Dry Olive Leaf Extract Counteracts L-Thyroxine-Induced Genotoxicity in Human Peripheral Blood Leukocytes In Vitro

1Department of Biology and Human Genetics, Institute of Physiology, Faculty of Pharmacy, University of Belgrade, Vojvode Stepe 450, 11000 Belgrade, Serbia
2Department of Biology, Faculty of Veterinary Medicine, University of Belgrade, Bulevar Oslobođenja 18, 11000 Belgrade, Serbia
3The Laboratory for Radiobiology and Molecular Genetics, Institute for Nuclear Research “Vinča”, University of Belgrade, Mike Petrovića Alasa 12-14, 11000 Belgrade, Serbia
4Biomedical Research, R&D Institute, Galenika a.d., Pasterova 2, 11000 Belgrade, Serbia

Received 8 December 2014; Accepted 8 February 2015

Academic Editor: Janusz Gebicki

Copyright © 2015 Dijana Žukovec Topalović et al. This is an open access article distributed under the Creative Commons Attribution License, which permits unrestricted use, distribution, and reproduction in any medium, provided the original work is properly cited.

Abstract

The thyroid hormones change the rate of basal metabolism, modulating the consumption of oxygen and causing production of reactive oxygen species, which leads to the development of oxidative stress and DNA strand breaks. Olive (Olea europaea L.) leaf contains many potentially bioactive compounds, making it one of the most potent natural antioxidants.
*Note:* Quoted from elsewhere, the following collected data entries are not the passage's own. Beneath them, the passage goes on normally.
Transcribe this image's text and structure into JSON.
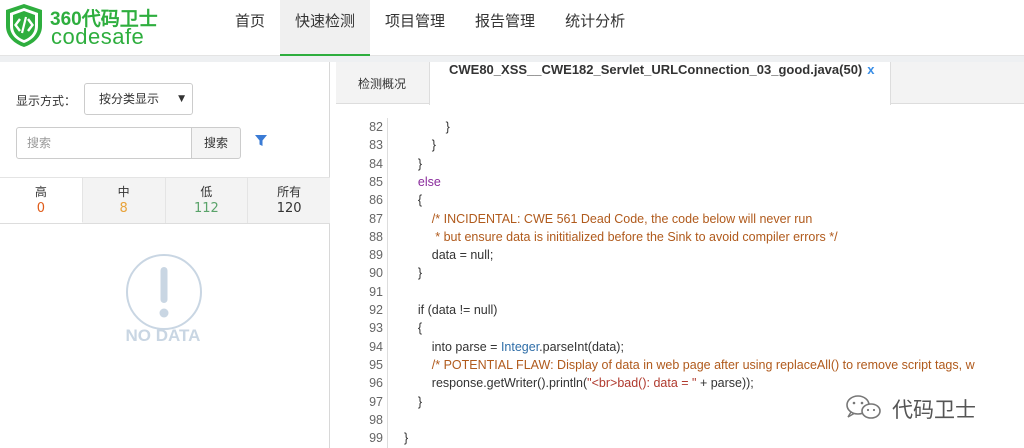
{
  "brand": {
    "name_cn": "360代码卫士",
    "name_en": "codesafe",
    "color": "#2eae3e"
  },
  "nav": [
    {
      "label": "首页"
    },
    {
      "label": "快速检测",
      "active": true
    },
    {
      "label": "项目管理"
    },
    {
      "label": "报告管理"
    },
    {
      "label": "统计分析"
    }
  ],
  "left": {
    "display_label": "显示方式：",
    "display_value": "按分类显示",
    "search_placeholder": "搜索",
    "search_button": "搜索",
    "severity_tabs": [
      {
        "name": "高",
        "count": "0",
        "color": "#e05c1a"
      },
      {
        "name": "中",
        "count": "8",
        "color": "#e8a33a"
      },
      {
        "name": "低",
        "count": "112",
        "color": "#5aa36a"
      },
      {
        "name": "所有",
        "count": "120",
        "color": "#333333"
      }
    ],
    "empty_text": "NO DATA"
  },
  "right": {
    "tab_overview": "检测概况",
    "tab_file": "CWE80_XSS__CWE182_Servlet_URLConnection_03_good.java(50)",
    "tab_close": "x"
  },
  "code_lines": [
    {
      "n": "82",
      "text": "            }"
    },
    {
      "n": "83",
      "text": "        }"
    },
    {
      "n": "84",
      "text": "    }"
    },
    {
      "n": "85",
      "text": "    else",
      "cls": "kw"
    },
    {
      "n": "86",
      "text": "    {"
    },
    {
      "n": "87",
      "text": "        /* INCIDENTAL: CWE 561 Dead Code, the code below will never run",
      "cls": "cm"
    },
    {
      "n": "88",
      "text": "         * but ensure data is inititialized before the Sink to avoid compiler errors */",
      "cls": "cm"
    },
    {
      "n": "89",
      "text": "        data = null;"
    },
    {
      "n": "90",
      "text": "    }"
    },
    {
      "n": "91",
      "text": ""
    },
    {
      "n": "92",
      "text": "    if (data != null)"
    },
    {
      "n": "93",
      "text": "    {"
    },
    {
      "n": "94",
      "parts": [
        {
          "t": "        into parse = "
        },
        {
          "t": "Integer",
          "cls": "ty"
        },
        {
          "t": ".parseInt(data);"
        }
      ]
    },
    {
      "n": "95",
      "text": "        /* POTENTIAL FLAW: Display of data in web page after using replaceAll() to remove script tags, w",
      "cls": "cm"
    },
    {
      "n": "96",
      "parts": [
        {
          "t": "        response.getWriter().println("
        },
        {
          "t": "\"<br>bad(): data = \"",
          "cls": "st"
        },
        {
          "t": " + parse));"
        }
      ]
    },
    {
      "n": "97",
      "text": "    }"
    },
    {
      "n": "98",
      "text": ""
    },
    {
      "n": "99",
      "text": "}"
    }
  ],
  "watermark": {
    "text": "代码卫士"
  }
}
The objective of this study was to evaluate the genotoxicity of L-thyroxine and to investigate antioxidative and antigenotoxic potential of the standardized oleuropein-rich dry olive leaf extract (DOLE) against hydrogen peroxide and L-thyroxine-induced DNA damage in human peripheral blood leukocytes by using the comet assay. Various concentrations of the extract were tested with both DNA damage inducers, under two different experimental conditions, pretreatment and posttreatment. Results indicate that L-thyroxine exhibited genotoxic effect and that DOLE displayed protective effect against thyroxine-induced genotoxicity. The number of cells with DNA damage, was significantly reduced, in both pretreated and posttreated samples (P < 0.05). Comparing the beneficial effect of all tested concentrations of DOLE, in both experimental protocols, it appears that extract was more effective in reducing DNA damage in the pretreatment, exhibiting protective role against L-thyroxine effect. This feature of DOLE can be explained by its capacity to act as potent free radical scavenger.